Témoignage femme: Ca va mieux en l'écrivant!

Témoignage Publié le 14.09.2006
Mon fils fait une sieste. Avant de reprendre mon travail, de relire mes notes et de me plonger dans l'horreur, je vais me faire quelques compliments. Il m'a été difficile de prendre la décision de me souvenir, de me prendre tout simplement au sérieux, ou plus exactement de me donner le droit d'exister. Il y a longtemps que j'ai déserté mon corps. C'est quoi exister quand toute une partie de ma vie m'échappe? Je sais que certains de mes souvenirs ne sont que des reconstructions. Mais suis-je condamnable pour cela? Je tente désespérement de comprendre. En ce moment, je vais bien. Je prends des antidépresseurs, mes souvenirs ne sont pas trop obsédants. Cela fait du bien d'être un peu en vacances, de ne pas sans cesse penser à la même chose. Le coup dur, c'est quand ma psy m'a expliqué que tout cela n'était que l'effet de mon imagination. J'ai eu honte. Honte d'avoir inventé tout cela, d'avoir trahi ma famille. C'est ce que j'avais entendu. "Tu n'as pas honte de trahir ta famille? de salir ton père?" Je me suis endormie à treize ans, belle au bois dormant bien dérisoire ,que personne, jamais ,n'a réveillée. Mon mari n'est pas une ordure, mais il est des choses que personne ne peut faire à ma place. J'ai tellement envie que tout cela soit faux. Mais la main droite peut-elle longtemps ignorer ce que fait la gauche? Je me réveille à passé trente ans, une préadoslescente dans un corps de femme déformé par les grossesses. Et puis, il ya la phase des "pourquoi?", les regrets et les remords. J'ai quand même toujours l'impression de mentir.

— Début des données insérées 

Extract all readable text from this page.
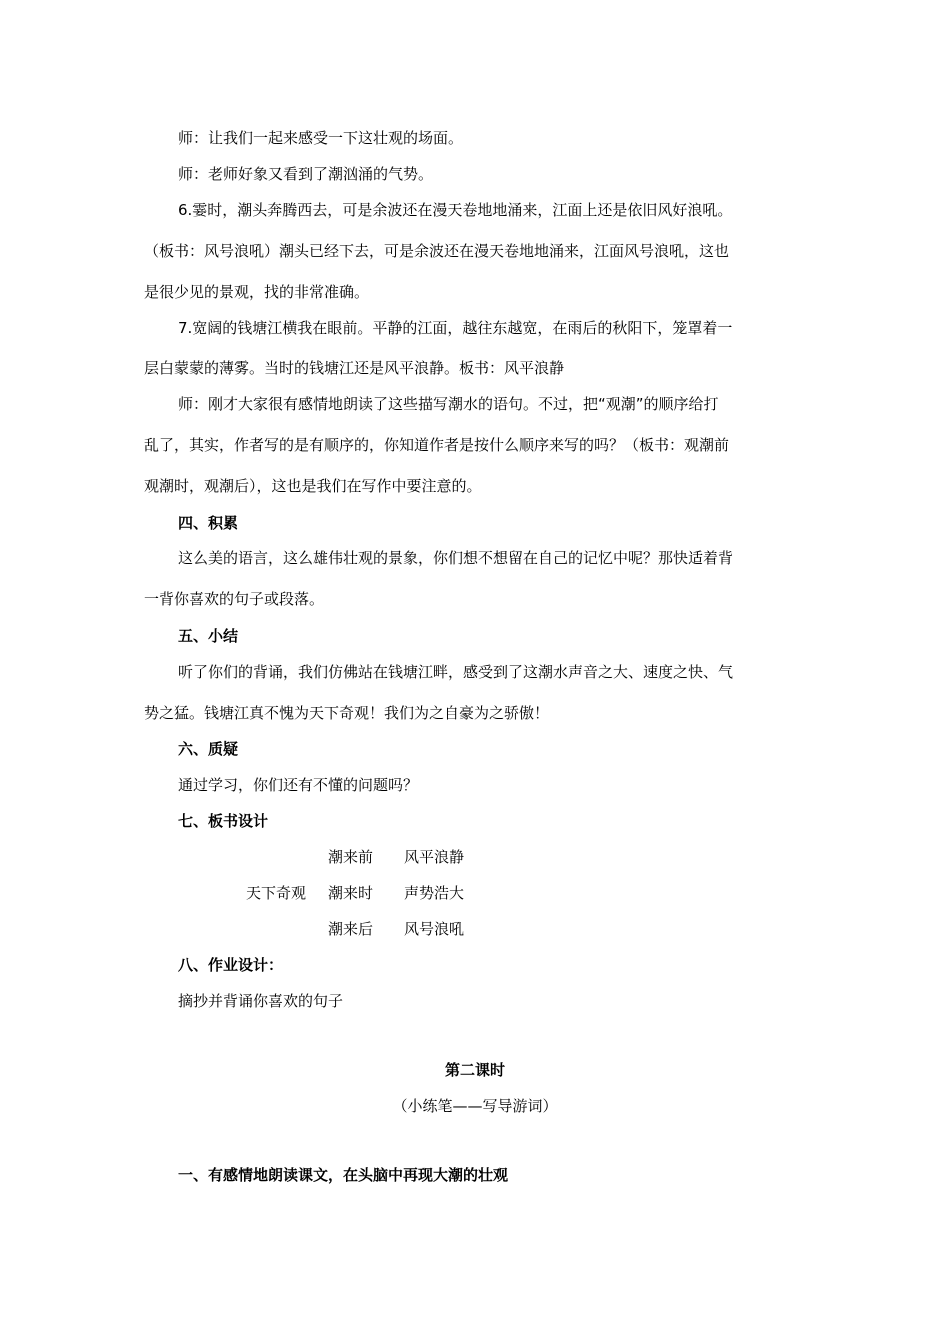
师：让我们一起来感受一下这壮观的场面。
师：老师好象又看到了潮汹涌的气势。
6.霎时，潮头奔腾西去，可是余波还在漫天卷地地涌来，江面上还是依旧风好浪吼。
（板书：风号浪吼）潮头已经下去，可是余波还在漫天卷地地涌来，江面风号浪吼，这也
是很少见的景观，找的非常准确。
7.宽阔的钱塘江横我在眼前。平静的江面，越往东越宽，在雨后的秋阳下，笼罩着一
层白蒙蒙的薄雾。当时的钱塘江还是风平浪静。板书：风平浪静
师：刚才大家很有感情地朗读了这些描写潮水的语句。不过，把“观潮”的顺序给打
乱了，其实，作者写的是有顺序的，你知道作者是按什么顺序来写的吗？（板书：观潮前
观潮时，观潮后），这也是我们在写作中要注意的。
四、积累
这么美的语言，这么雄伟壮观的景象，你们想不想留在自己的记忆中呢？那快适着背
一背你喜欢的句子或段落。
五、小结
听了你们的背诵，我们仿佛站在钱塘江畔，感受到了这潮水声音之大、速度之快、气
势之猛。钱塘江真不愧为天下奇观！我们为之自豪为之骄傲！
六、质疑
通过学习，你们还有不懂的问题吗？
七、板书设计
潮来前 风平浪静
天下奇观 潮来时 声势浩大
潮来后 风号浪吼
八、作业设计：
摘抄并背诵你喜欢的句子
第二课时
（小练笔——写导游词）
一、有感情地朗读课文，在头脑中再现大潮的壮观
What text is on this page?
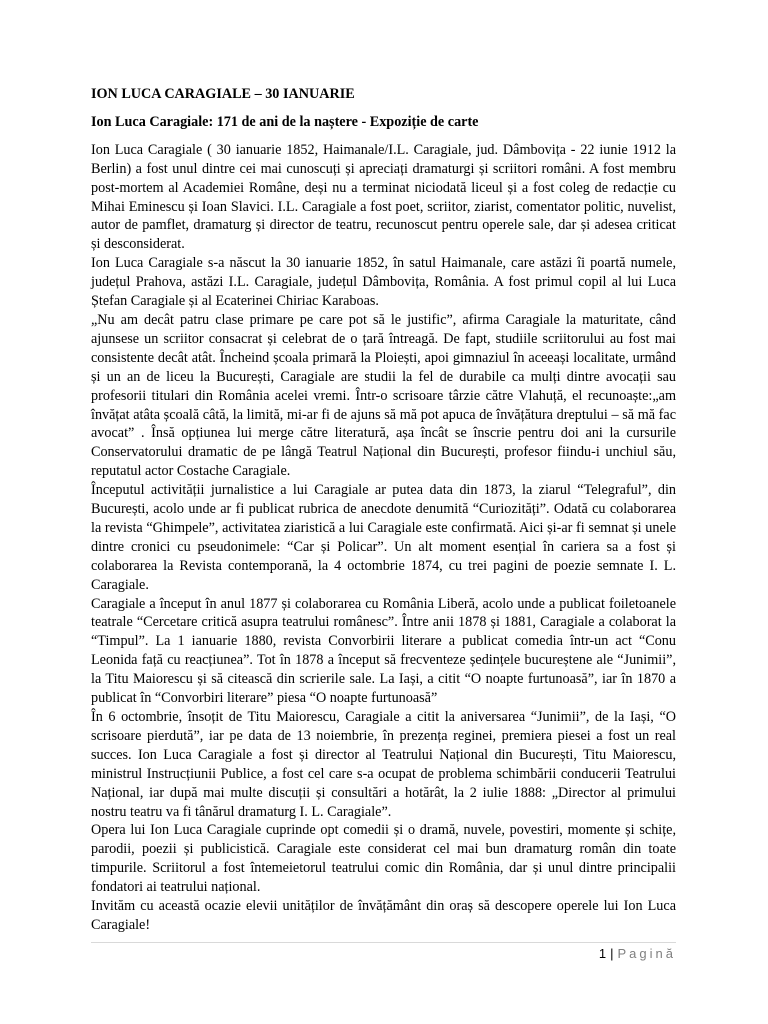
ION LUCA CARAGIALE – 30 IANUARIE

Ion Luca Caragiale: 171 de ani de la naștere - Expoziție de carte

Ion Luca Caragiale ( 30 ianuarie 1852, Haimanale/I.L. Caragiale, jud. Dâmbovița - 22 iunie 1912 la Berlin) a fost unul dintre cei mai cunoscuți și apreciați dramaturgi și scriitori români. A fost membru post-mortem al Academiei Române, deși nu a terminat niciodată liceul și a fost coleg de redacție cu Mihai Eminescu și Ioan Slavici. I.L. Caragiale a fost poet, scriitor, ziarist, comentator politic, nuvelist, autor de pamflet, dramaturg și director de teatru, recunoscut pentru operele sale, dar și adesea criticat și desconsiderat.

Ion Luca Caragiale s-a născut la 30 ianuarie 1852, în satul Haimanale, care astăzi îi poartă numele, județul Prahova, astăzi I.L. Caragiale, județul Dâmbovița, România. A fost primul copil al lui Luca Ștefan Caragiale și al Ecaterinei Chiriac Karaboas.

„Nu am decât patru clase primare pe care pot să le justific”, afirma Caragiale la maturitate, când ajunsese un scriitor consacrat și celebrat de o țară întreagă. De fapt, studiile scriitorului au fost mai consistente decât atât. Încheind școala primară la Ploiești, apoi gimnaziul în aceeași localitate, urmând și un an de liceu la București, Caragiale are studii la fel de durabile ca mulți dintre avocații sau profesorii titulari din România acelei vremi. Într-o scrisoare târzie către Vlahuță, el recunoaște:„am învățat atâta școală câtă, la limită, mi-ar fi de ajuns să mă pot apuca de învățătura dreptului – să mă fac avocat” . Însă opțiunea lui merge către literatură, așa încât se înscrie pentru doi ani la cursurile Conservatorului dramatic de pe lângă Teatrul Național din București, profesor fiindu-i unchiul său, reputatul actor Costache Caragiale.

Începutul activității jurnalistice a lui Caragiale ar putea data din 1873, la ziarul “Telegraful”, din București, acolo unde ar fi publicat rubrica de anecdote denumită “Curiozități”. Odată cu colaborarea la revista “Ghimpele”, activitatea ziaristică a lui Caragiale este confirmată. Aici și-ar fi semnat și unele dintre cronici cu pseudonimele: “Car și Policar”. Un alt moment esențial în cariera sa a fost și colaborarea la Revista contemporană, la 4 octombrie 1874, cu trei pagini de poezie semnate I. L. Caragiale.

Caragiale a început în anul 1877 și colaborarea cu România Liberă, acolo unde a publicat foiletoanele teatrale “Cercetare critică asupra teatrului românesc”. Între anii 1878 și 1881, Caragiale a colaborat la “Timpul”. La 1 ianuarie 1880, revista Convorbirii literare a publicat comedia într-un act “Conu Leonida față cu reacțiunea”. Tot în 1878 a început să frecventeze ședințele bucureștene ale “Junimii”, la Titu Maiorescu și să citească din scrierile sale. La Iași, a citit “O noapte furtunoasă”, iar în 1870 a publicat în “Convorbiri literare” piesa “O noapte furtunoasă”

În 6 octombrie, însoțit de Titu Maiorescu, Caragiale a citit la aniversarea “Junimii”, de la Iași, “O scrisoare pierdută”, iar pe data de 13 noiembrie, în prezența reginei, premiera piesei a fost un real succes. Ion Luca Caragiale a fost și director al Teatrului Național din București, Titu Maiorescu, ministrul Instrucțiunii Publice, a fost cel care s-a ocupat de problema schimbării conducerii Teatrului Național, iar după mai multe discuții și consultări a hotărât, la 2 iulie 1888: „Director al primului nostru teatru va fi tânărul dramaturg I. L. Caragiale”.

Opera lui Ion Luca Caragiale cuprinde opt comedii și o dramă, nuvele, povestiri, momente și schițe, parodii, poezii și publicistică. Caragiale este considerat cel mai bun dramaturg român din toate timpurile. Scriitorul a fost întemeietorul teatrului comic din România, dar și unul dintre principalii fondatori ai teatrului național.

Invităm cu această ocazie elevii unităților de învățământ din oraș să descopere operele lui Ion Luca Caragiale!

1 | Pagină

Mon père m'a battue et enfermée pendant cinq jours. Ma mère était hospitalisée. Il disait qu'elle allait mourir. Nous sommes allés la voir une fois, mais elle a reproché à mon père de m'avoir emmenée si jeune à l'hôpital. Avant que ma mère ne soit hospitalisée, il me demandait sans cesse de lui "lécher le gros orteil". Quand elle est partie, il est devenu fou. Il ne me parlait jamais en temps normal, et là il s'est mis à me parler de sa mère et de ses soeurs. Elles ne l'avait jamais aimé. Je ne me souviens plus très bien de ce qui s'est passé. Je crois qu'il m'a volé tout mes vêtements pour m'empêcher de sortir. Tout ce que je vois est fou ensuite. Il répétait sans cesse qu'il allait me tuer. C'est tellement difficile que j'ai envie d'éclater de rire et me ranger derrière ceux qui me disent que je suis folle. Je n'ai raconté cela qu'à me psy et elle ne m'a pas crue. Cela doit donc être faux.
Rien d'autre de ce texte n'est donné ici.